Ag groups challenge EPA's vehicle emissions rule

March 2, 2022

BY Erin Krueger

Representatives of the biofuels industry on Feb. 28 filed two separate petitions in with the U.S. Court of Appeals for the D.C. Circuit challenging a final rule issued by the U.S. EPA in December setting greenhouse gas (GHG) emissions standards for model year (MY) 2023-2026 passenger cars and light trucks.
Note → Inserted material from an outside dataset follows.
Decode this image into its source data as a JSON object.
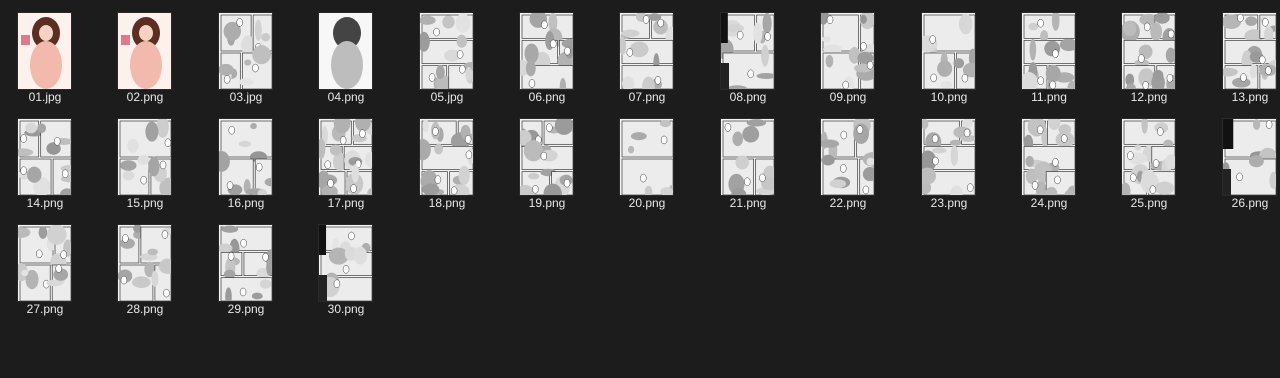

In one petition, the Clean Fuels Development Coalition, ICM Inc., the Illinois Corn Growers Association, the Indiana Corn Growers Association, the Kansas Corn Growers Association, the Kentucky Corn Growers Association, the Michigan Corn Growers Association, the Missouri Corn Growers Association and Valero Renewable Fuels Co. LLC—collectively referred to as the ethanol petitioners—ask the court to review the vehicle emission rule, claiming it exceeds the EPA’s authority and favors one GHG reducing technology over others.
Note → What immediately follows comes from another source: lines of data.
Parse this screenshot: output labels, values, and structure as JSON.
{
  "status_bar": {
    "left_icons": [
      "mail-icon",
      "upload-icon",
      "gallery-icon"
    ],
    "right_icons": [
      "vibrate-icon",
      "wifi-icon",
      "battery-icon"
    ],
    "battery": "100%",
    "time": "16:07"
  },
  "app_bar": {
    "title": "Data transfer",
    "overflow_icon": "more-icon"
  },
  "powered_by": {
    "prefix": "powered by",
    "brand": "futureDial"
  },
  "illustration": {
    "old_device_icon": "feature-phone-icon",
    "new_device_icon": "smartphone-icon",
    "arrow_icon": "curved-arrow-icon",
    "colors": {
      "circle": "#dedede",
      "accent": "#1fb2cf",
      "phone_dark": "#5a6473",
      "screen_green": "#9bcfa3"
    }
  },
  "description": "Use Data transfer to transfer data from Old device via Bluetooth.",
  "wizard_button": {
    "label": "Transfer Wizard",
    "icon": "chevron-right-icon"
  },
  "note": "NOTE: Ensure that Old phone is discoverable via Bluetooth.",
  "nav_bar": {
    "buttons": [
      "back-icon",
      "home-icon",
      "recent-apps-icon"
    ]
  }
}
“The Ethanol Petitioners support reducing greenhouse gas emissions of the domestic transportation fleet consistent with the authority granted EPA in the Clean Air Act and with Congress’s directives in the Energy Independence and Security Act of 2007, which created the current Renewable Fuel Standard program to compel EPA to expand the nation’s renewable fuel sector in support of the nation’s environmental, energy, climate, and energy-security policy,” the ethanol petitioners wrote. “The final rule challenged here, however, exceeds EPA’s authority, implicating serious separation of powers concerns by purporting to arrogate to EPA the authority to effectively mandate the production and sale of electric cars rather than cars powered by internal combustion engines. In designing a rule to intentionally favor one greenhouse gas reducing technology (electrification) over others (for example, high-octane, low-carbon fuels made with ethanol), EPA has claimed a new authority to unilaterally transform the U.S. transportation fuel infrastructure—a transformation that Congress did not authorize in the Clean Air Act and that conflicts with the Renewable Fuel Standard. The composition of the country’s vehicle fleet is precisely the kind of transformative issue that courts have increasingly recognized that Congress must address directly and that agencies may not claim new authority to regulate. For these and other reasons, the Ethanol Petitioners seek this Court’s review of the final rule.”

A separate petition filed by the soybean associations for the states of Illinois, Indiana, Iowa, Michigan, Minnesota, North Dakota, Ohio, and South Dakota, along with Diamond Alternative Energy LLC, challenges the vehicle emissions rule on similar grounds. “Petitioners support EPA’s goal of reducing the greenhouse gas emissions of the domestic transportation fleet consistent with Congressional directives in the Energy Independence and Security Act of 2007, which created the current Renewable Fuel Standard program to compel EPA to expand the nation’s renewable fuel sector in support of U.S. environmental, energy, climate, and energy security policy,” the soybean groups said in their petition. “However, the final rule exceeds EPA’s authority by favoring one technology, electric vehicles, over others, including the comparably clean renewable fuels produced by Petitioners. Through the final rule, EPA seeks to unilaterally alter the transportation mix in the United States, without Congressional authorization and without adequately considering the vast greenhouse gas reduction benefits provided by renewable fuels. For these and other reasons, Petitioners seek this Court’s review of the final rule.”